Let me put this in a snack pack and clarify this bloody mess: social liberals aren't dogmatic and ideological when it comes to regulating markets. More Gouda: social liberals support just enough regulation around markets to curb casualties and soften the inevitable corrections.
The Economist recently published a fantastic article on the future of banking in the wake of the sub-prime issue, and at its core were two ideas: (a)banks have lost the ability to manage risk responsibly on their own and (b) sensible regulation e.g. making banks back 90% of securities with cash assets would have softened the amplification of this here bloodbath. Nachos for supper: Its not about the consumer and how they recover, and if they learn from their mistakes, self correct--or even if Banking does. It's about what this thing has done to the Free Flow of Capital. Stay with me now, there is a trillion dollars absent from the economy due to the sub-prime mess. To just say that laissez fair capitalism is a-ok is a tad bit un-realistic and really not an opinion held by actual modern-day economists. In fact, the enviromental issues at hand may be the biggest prover of that point. I guess we will find out.

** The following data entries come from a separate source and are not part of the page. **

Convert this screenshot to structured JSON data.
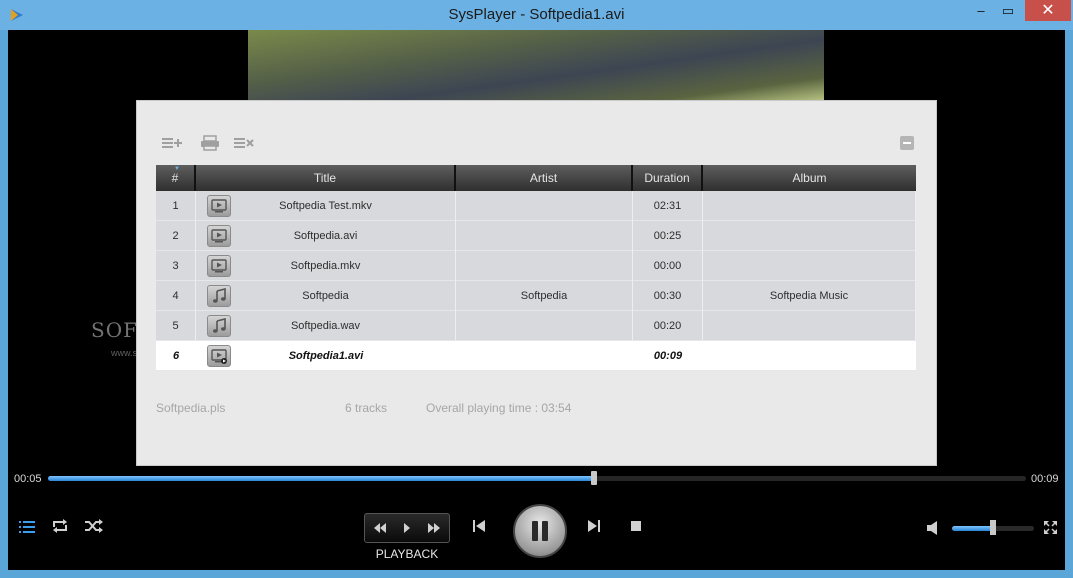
{
  "window": {
    "title": "SysPlayer - Softpedia1.avi",
    "min": "–",
    "max": "▭",
    "close": "✕"
  },
  "playlist": {
    "columns": {
      "num": "#",
      "title": "Title",
      "artist": "Artist",
      "duration": "Duration",
      "album": "Album"
    },
    "tracks": [
      {
        "num": "1",
        "icon": "video-file-icon",
        "title": "Softpedia Test.mkv",
        "artist": "",
        "duration": "02:31",
        "album": ""
      },
      {
        "num": "2",
        "icon": "video-file-icon",
        "title": "Softpedia.avi",
        "artist": "",
        "duration": "00:25",
        "album": ""
      },
      {
        "num": "3",
        "icon": "video-file-icon",
        "title": "Softpedia.mkv",
        "artist": "",
        "duration": "00:00",
        "album": ""
      },
      {
        "num": "4",
        "icon": "music-note-icon",
        "title": "Softpedia",
        "artist": "Softpedia",
        "duration": "00:30",
        "album": "Softpedia Music"
      },
      {
        "num": "5",
        "icon": "music-note-icon",
        "title": "Softpedia.wav",
        "artist": "",
        "duration": "00:20",
        "album": ""
      },
      {
        "num": "6",
        "icon": "video-playing-icon",
        "title": "Softpedia1.avi",
        "artist": "",
        "duration": "00:09",
        "album": ""
      }
    ],
    "current_index": 5,
    "footer": {
      "file": "Softpedia.pls",
      "tracks": "6 tracks",
      "total_time": "Overall playing time : 03:54"
    }
  },
  "watermark": {
    "text": "SOFTPEDIA",
    "sub": "www.softpedia.com"
  },
  "playback": {
    "current_time": "00:05",
    "total_time": "00:09",
    "progress": 0.558,
    "label": "PLAYBACK",
    "volume": 0.5
  },
  "colors": {
    "accent": "#2a86d6",
    "titlebar": "#6cb1e3",
    "close": "#c7504a"
  }
}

For those who site the failures of free-market capitalism (or free-market anything - such as speech),consider this; the most important aspect of freedom is it's allowance for mistakes to be made. Without mistakes, and the freedom to discover them, suffer by them, and learn from them, there can be little progress. Capitalism is not the issue. We all naturally employ capitalism with each little decision we make every millisecond. The true prize is to be found when we (as individuals) are free to discover the results of the choices we make and learn from them. We can also learn by discovering the results of other individual's choices. True, the results we see are sometimes unbearable, but one cannot deny the fact that societies that allow individuals more freedom to act tend to become better societies than societies that try to restrict freedom.

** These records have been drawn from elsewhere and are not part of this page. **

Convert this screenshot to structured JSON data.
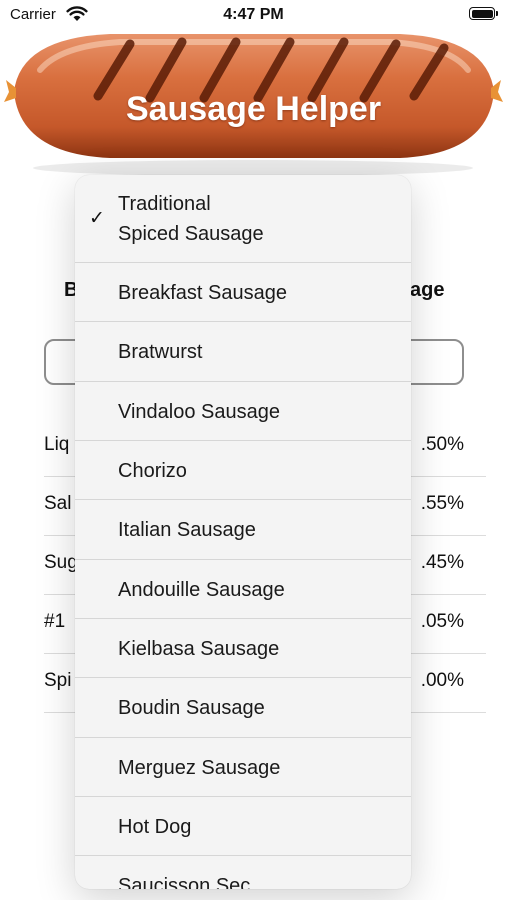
{
  "status_bar": {
    "carrier": "Carrier",
    "time": "4:47 PM"
  },
  "header": {
    "title": "Sausage Helper"
  },
  "background": {
    "label_left": "B",
    "label_right": "age",
    "rows": [
      {
        "name": "Liq",
        "value": ".50%"
      },
      {
        "name": "Sal",
        "value": ".55%"
      },
      {
        "name": "Sug",
        "value": ".45%"
      },
      {
        "name": "#1",
        "value": ".05%"
      },
      {
        "name": "Spi",
        "value": ".00%"
      }
    ]
  },
  "menu": {
    "selected_item": "Traditional Spiced Sausage",
    "selected_line1": "Traditional",
    "selected_line2": "Spiced Sausage",
    "items": [
      "Breakfast Sausage",
      "Bratwurst",
      "Vindaloo Sausage",
      "Chorizo",
      "Italian Sausage",
      "Andouille Sausage",
      "Kielbasa Sausage",
      "Boudin Sausage",
      "Merguez Sausage",
      "Hot Dog",
      "Saucisson Sec"
    ]
  }
}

The free-market capitalism we observe today is hardly as free as it could be. The coercive force of government, though painfully slow to abate, continues to interfere with our ability to discover and learn from our mistakes, and distorts the lessons to be learned. Thus well-intentioned efforts by government to alleviate suffering tend, by the very coercive power that distinguishes government from the free-market, to conceal the consequences (both good AND bad) of their actions. Because of this distortion of information little is learned, or worse, the wrong lessons are learned. And because of the nature of democratic governance as it currently is, it is very difficult and costly for the individual to discover the true effects of government action.
Seen from this angle it's easy to see that "public decision making" (government) is much less instructive than "private decision making". And while it is true that individuals who hold tremendous private power can make choices that are disasterous for multitudes of others, these disasters are relatively small, short-lived, and easy to discover when compared to the disasters that governments tend to create and perpetuate.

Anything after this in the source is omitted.